His colleagues also accuse him of gaining the trust and favor of the "great western allies" starting at a very early age. All, however, well-meaning and ill-intentioned, describe a highly trained individual, with a talent for avoiding conflict and serving the dominant narrative at a time. The only exception is his tense coexistence when he served as general secretary of the ministry during the ministry of Theodoros Pangalos in the Simitis government.
His views on Greek-Turkish had been at odds with his then-political chief since 1996 when after the Imia incident the government decided to reinstate a veto on Turkey's European funding. His own view was the smooth continuation of negotiations on the EU-Turkey customs union.
However, it was during Pangalos' ministry that he was selected for the crucial position of head of the Permanent Greek Delegation to the EU. But sources in the ministry have said that Pangalos wanted to send him to Tokyo. "Maybe that's how he has the opportunity to enjoy the cherry trees," a diplomat had said at the time.
Commander of EYP
Apostolidis had threatened with his early retirement, but the "miracle" happened. With the personal intervention of the then Prime Minister Simitis, not only was he not sent to Tokyo, but he was also appointed Secretary-General of the Ministry! After the Ocalan case (1999), the Simitis government appointed him commander of EYP, where he remained until 2004. He then handed over the baton to Ambassador Korantis.
During his tenure, however, the domestic terrorist organization "November 17" was dismantled, while during his days, EYP cultivated relations with other intelligence agencies. In his day, however, the wiretapping scandal unfolded. There was also a stir at the time when it became known that CIA aircraft had landed 64 times at Greek airports, using them to transport abducted terror suspects from various countries. He had stated that "the EYP had to adapt to the needs that arose after September 11, 2001".
After his retirement from active service, he was a special advisor to the ELIAMEP thinh tank, while he also participated in the Center for Progressive Policy Research. He caused a stir when in an ELIAMEP study entitled "ELIAMEP Thesis, Cyprus July 2009" he wrote that the Turks did not invade Cyprus in 1974, but landed! "In 1974, a Turkish force landed on the Island…".
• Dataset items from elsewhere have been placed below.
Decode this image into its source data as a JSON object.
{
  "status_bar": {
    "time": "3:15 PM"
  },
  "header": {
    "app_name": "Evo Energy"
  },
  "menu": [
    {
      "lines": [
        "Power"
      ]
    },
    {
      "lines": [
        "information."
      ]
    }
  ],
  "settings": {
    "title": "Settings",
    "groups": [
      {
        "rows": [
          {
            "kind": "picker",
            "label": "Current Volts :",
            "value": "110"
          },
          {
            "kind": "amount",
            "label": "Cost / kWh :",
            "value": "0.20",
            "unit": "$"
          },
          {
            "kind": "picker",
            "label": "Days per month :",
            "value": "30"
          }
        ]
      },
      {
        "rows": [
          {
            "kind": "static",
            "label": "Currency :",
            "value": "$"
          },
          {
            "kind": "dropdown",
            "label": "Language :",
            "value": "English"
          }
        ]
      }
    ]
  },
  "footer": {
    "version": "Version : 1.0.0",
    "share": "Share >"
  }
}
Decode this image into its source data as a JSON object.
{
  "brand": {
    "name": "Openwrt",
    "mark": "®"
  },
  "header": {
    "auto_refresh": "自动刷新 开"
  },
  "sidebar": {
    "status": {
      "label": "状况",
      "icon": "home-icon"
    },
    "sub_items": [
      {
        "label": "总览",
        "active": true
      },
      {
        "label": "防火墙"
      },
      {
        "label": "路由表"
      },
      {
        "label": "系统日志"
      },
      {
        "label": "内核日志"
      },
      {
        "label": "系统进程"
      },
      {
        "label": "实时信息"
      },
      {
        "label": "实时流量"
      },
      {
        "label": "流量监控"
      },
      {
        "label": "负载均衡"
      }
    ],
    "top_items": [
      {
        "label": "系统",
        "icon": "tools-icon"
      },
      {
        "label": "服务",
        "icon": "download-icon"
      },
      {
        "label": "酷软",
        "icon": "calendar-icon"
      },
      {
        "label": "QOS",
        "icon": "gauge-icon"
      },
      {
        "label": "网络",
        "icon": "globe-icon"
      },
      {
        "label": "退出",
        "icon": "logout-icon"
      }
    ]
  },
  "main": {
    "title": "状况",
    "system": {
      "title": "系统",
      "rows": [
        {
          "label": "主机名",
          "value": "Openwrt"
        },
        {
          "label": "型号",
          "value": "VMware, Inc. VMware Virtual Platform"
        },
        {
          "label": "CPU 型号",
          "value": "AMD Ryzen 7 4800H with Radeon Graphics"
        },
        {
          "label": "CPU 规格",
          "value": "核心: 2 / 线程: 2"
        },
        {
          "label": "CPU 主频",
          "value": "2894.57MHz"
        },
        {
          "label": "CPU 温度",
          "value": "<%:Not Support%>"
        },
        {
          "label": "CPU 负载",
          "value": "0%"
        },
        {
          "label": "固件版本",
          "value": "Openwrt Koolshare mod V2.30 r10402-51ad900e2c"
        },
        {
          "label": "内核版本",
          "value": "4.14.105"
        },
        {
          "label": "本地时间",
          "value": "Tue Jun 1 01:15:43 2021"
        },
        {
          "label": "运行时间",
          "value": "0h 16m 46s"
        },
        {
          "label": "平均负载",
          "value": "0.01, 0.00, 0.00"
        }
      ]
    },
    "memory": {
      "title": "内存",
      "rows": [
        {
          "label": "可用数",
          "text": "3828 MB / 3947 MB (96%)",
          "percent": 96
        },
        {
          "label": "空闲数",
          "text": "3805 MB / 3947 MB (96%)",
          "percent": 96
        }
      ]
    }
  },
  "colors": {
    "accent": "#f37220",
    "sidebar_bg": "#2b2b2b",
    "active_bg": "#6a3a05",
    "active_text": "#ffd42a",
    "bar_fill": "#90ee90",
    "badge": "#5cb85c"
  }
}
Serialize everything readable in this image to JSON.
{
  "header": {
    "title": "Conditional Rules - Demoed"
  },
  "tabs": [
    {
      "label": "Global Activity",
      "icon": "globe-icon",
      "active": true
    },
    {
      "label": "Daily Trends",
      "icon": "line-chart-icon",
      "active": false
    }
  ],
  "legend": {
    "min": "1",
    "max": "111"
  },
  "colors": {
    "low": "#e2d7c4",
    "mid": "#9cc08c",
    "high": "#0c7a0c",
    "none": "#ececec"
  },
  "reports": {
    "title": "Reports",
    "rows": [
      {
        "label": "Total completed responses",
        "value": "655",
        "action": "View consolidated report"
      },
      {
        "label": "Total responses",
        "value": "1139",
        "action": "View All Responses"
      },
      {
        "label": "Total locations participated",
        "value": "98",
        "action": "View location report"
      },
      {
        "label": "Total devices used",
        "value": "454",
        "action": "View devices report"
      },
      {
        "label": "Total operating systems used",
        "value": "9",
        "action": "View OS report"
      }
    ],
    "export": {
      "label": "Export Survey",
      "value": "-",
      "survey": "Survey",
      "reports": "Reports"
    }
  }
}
He is "overflowing" with experience
Because such an experienced diplomat can not be lost, he was appointed to the Board of Alpha Bank. When the Turkish banking supervisory authority rejected the request for Alpha Bank to enter the Turkish market, through its cooperation with Anadolu Group, his name again came into the public eyes. Sabah had linked the rejection to his position on the group's board of directors. The Turkish newspaper had even referred to a relevant document circulated by the Turkish intelligence agency, MIT.
However, because people like Apostolidis are a "golden reserve" he served as Minister of Administrative Reform and e-Government in the two months of May-June 2012, during the government of the country by the caretaker government of Panagiotis Pikrammenos. And now he is being recruited as the head of the Greek delegation in the exploratory contacts. Apostolidis, moreover, is a familiar voice in Ankara, as over the decades his Turkish colleagues had the opportunity to study him and decode him.
At the age of 78, if nothing else, he is "overflowing" with experience. It remains to be seen whether the new round of dialogue will shake his faith in Turkey's rightful place in the West. Especially now that the former is moving further and further away from the latter. In the recent past, he has stated about Erdogan: "I would not say that he is unpredictable. He certainly has his own agenda and wants to be a great leader for Turkey. I think he is already thinking about his posthumous fame. He has succeeded in making Turkey a great power."